OKAOKO-OTAVI – The Okaoko-Otavi Combined School has been without running water since May despite government allocating money towards the construction and renovation of ablution facilities to intensify the fight against Covid-19.
Learners at Okaoko-Otavi, which is situated 50km south of Opuwo, are yet to resume face-to-face learning because of the water shortage at the school.
The ministry of education has renovated the ablution facility at the school; however, due to the shortage of water, the contractor has been unable to test the water system that was repaired.
The school’s principal indicated a broken cylinder at the local borehole was contributing to the shortage of water.
He added arrangements have been made with the regional education directorate to make use of the school subsidy and Universal Education Fund to source for a new cylinder. Director general of the National Planning Commission Obeth Kandjoze visited the school last week and decried the state of affairs. “Let’s find a short cut. I am not going nowhere for a solution,” Kandjoze said.
“You are going to make sure the school board is hoarded in one place, read the resolution of the school board and approve before contracting for services. If the element can be bought in Opuwo, we go to the store. If approval is granted, why should we go beyond Monday without water?”
Teachers have expressed dissatisfaction of the situation they find themselves in, especially when nature calls at night.

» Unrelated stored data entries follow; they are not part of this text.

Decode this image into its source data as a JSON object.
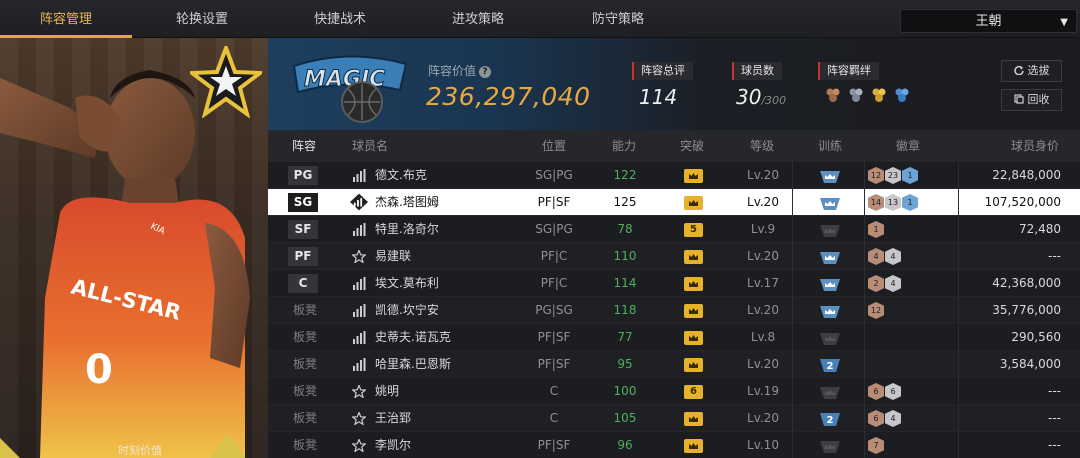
{
  "tabs": [
    {
      "label": "阵容管理",
      "active": true
    },
    {
      "label": "轮换设置",
      "active": false
    },
    {
      "label": "快捷战术",
      "active": false
    },
    {
      "label": "进攻策略",
      "active": false
    },
    {
      "label": "防守策略",
      "active": false
    }
  ],
  "team_select": {
    "value": "王朝"
  },
  "hero": {
    "caption": "时刻价值",
    "player_number": "0",
    "jersey_text": "ALL-STAR"
  },
  "team": {
    "logo_text": "MAGIC",
    "value_label": "阵容价值",
    "value": "236,297,040",
    "overall_label": "阵容总评",
    "overall": "114",
    "count_label": "球员数",
    "count": "30",
    "count_max": "/300",
    "bond_label": "阵容羁绊",
    "bond_icons": [
      "bond-bronze-icon",
      "bond-silver-icon",
      "bond-gold-icon",
      "bond-blue-icon"
    ]
  },
  "buttons": {
    "draft": "选拔",
    "recycle": "回收"
  },
  "columns": [
    "阵容",
    "球员名",
    "位置",
    "能力",
    "突破",
    "等级",
    "训练",
    "徽章",
    "球员身价"
  ],
  "rows": [
    {
      "slot": "PG",
      "starter": true,
      "rank": "bars",
      "name": "德文.布克",
      "pos": "SG|PG",
      "ability": "122",
      "brk": "crown",
      "level": "Lv.20",
      "train": "blue",
      "badges": [
        [
          "12",
          "bronze"
        ],
        [
          "23",
          "silver"
        ],
        [
          "1",
          "blue"
        ]
      ],
      "salary": "22,848,000"
    },
    {
      "slot": "SG",
      "starter": true,
      "rank": "bars",
      "name": "杰森.塔图姆",
      "pos": "PF|SF",
      "ability": "125",
      "brk": "crown",
      "level": "Lv.20",
      "train": "blue",
      "badges": [
        [
          "14",
          "bronze"
        ],
        [
          "13",
          "silver"
        ],
        [
          "1",
          "blue"
        ]
      ],
      "salary": "107,520,000"
    },
    {
      "slot": "SF",
      "starter": true,
      "rank": "bars",
      "name": "特里.洛奇尔",
      "pos": "SG|PG",
      "ability": "78",
      "brk": "5",
      "level": "Lv.9",
      "train": "grey",
      "badges": [
        [
          "1",
          "bronze"
        ]
      ],
      "salary": "72,480"
    },
    {
      "slot": "PF",
      "starter": true,
      "rank": "star",
      "name": "易建联",
      "pos": "PF|C",
      "ability": "110",
      "brk": "crown",
      "level": "Lv.20",
      "train": "blue",
      "badges": [
        [
          "4",
          "bronze"
        ],
        [
          "4",
          "silver"
        ]
      ],
      "salary": "---"
    },
    {
      "slot": "C",
      "starter": true,
      "rank": "bars",
      "name": "埃文.莫布利",
      "pos": "PF|C",
      "ability": "114",
      "brk": "crown",
      "level": "Lv.17",
      "train": "blue",
      "badges": [
        [
          "2",
          "bronze"
        ],
        [
          "4",
          "silver"
        ]
      ],
      "salary": "42,368,000"
    },
    {
      "slot": "板凳",
      "starter": false,
      "rank": "bars",
      "name": "凯德.坎宁安",
      "pos": "PG|SG",
      "ability": "118",
      "brk": "crown",
      "level": "Lv.20",
      "train": "blue",
      "badges": [
        [
          "12",
          "bronze"
        ]
      ],
      "salary": "35,776,000"
    },
    {
      "slot": "板凳",
      "starter": false,
      "rank": "bars",
      "name": "史蒂夫.诺瓦克",
      "pos": "PF|SF",
      "ability": "77",
      "brk": "crown",
      "level": "Lv.8",
      "train": "grey",
      "badges": [],
      "salary": "290,560"
    },
    {
      "slot": "板凳",
      "starter": false,
      "rank": "bars",
      "name": "哈里森.巴恩斯",
      "pos": "PF|SF",
      "ability": "95",
      "brk": "crown",
      "level": "Lv.20",
      "train": "2",
      "badges": [],
      "salary": "3,584,000"
    },
    {
      "slot": "板凳",
      "starter": false,
      "rank": "star",
      "name": "姚明",
      "pos": "C",
      "ability": "100",
      "brk": "6",
      "level": "Lv.19",
      "train": "grey",
      "badges": [
        [
          "6",
          "bronze"
        ],
        [
          "6",
          "silver"
        ]
      ],
      "salary": "---"
    },
    {
      "slot": "板凳",
      "starter": false,
      "rank": "star",
      "name": "王治郅",
      "pos": "C",
      "ability": "105",
      "brk": "crown",
      "level": "Lv.20",
      "train": "2",
      "badges": [
        [
          "6",
          "bronze"
        ],
        [
          "4",
          "silver"
        ]
      ],
      "salary": "---"
    },
    {
      "slot": "板凳",
      "starter": false,
      "rank": "star",
      "name": "李凯尔",
      "pos": "PF|SF",
      "ability": "96",
      "brk": "crown",
      "level": "Lv.10",
      "train": "grey",
      "badges": [
        [
          "7",
          "bronze"
        ]
      ],
      "salary": "---"
    }
  ],
  "colors": {
    "accent": "#e0a83d",
    "ability_green": "#4fb05a",
    "selected_row": "#ffffff",
    "badge_blue": "#6ea4d4"
  }
}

“In the middle of the night, we have to go in the bush to make use of the toilet. The whole school is fenced; you need to go to the main gate to go to the bush. We have a big problem here at Okaoko-Otavi; since May, we do not have water,” said one of the teachers Ndjai Tjipera.
In addition to the water crisis, Kandjoze raised concerns over the open oxidation pond used by the school, noting it was posing a health hazard to both learners and the local community.
“Once you fix the water reticulation system and sewer system, where is this thing dumping? It cannot come to this; that is an open health hazard. So, find a grader, cover this up, compact it, and forget about the thing. Find the cost-benefit analysis between covering this up and starting a new one and maybe half a size not the biggest size as this, given the number of students,” he suggested.
Kandjoze also advised stakeholders to stop shifting blame and start to work as a team.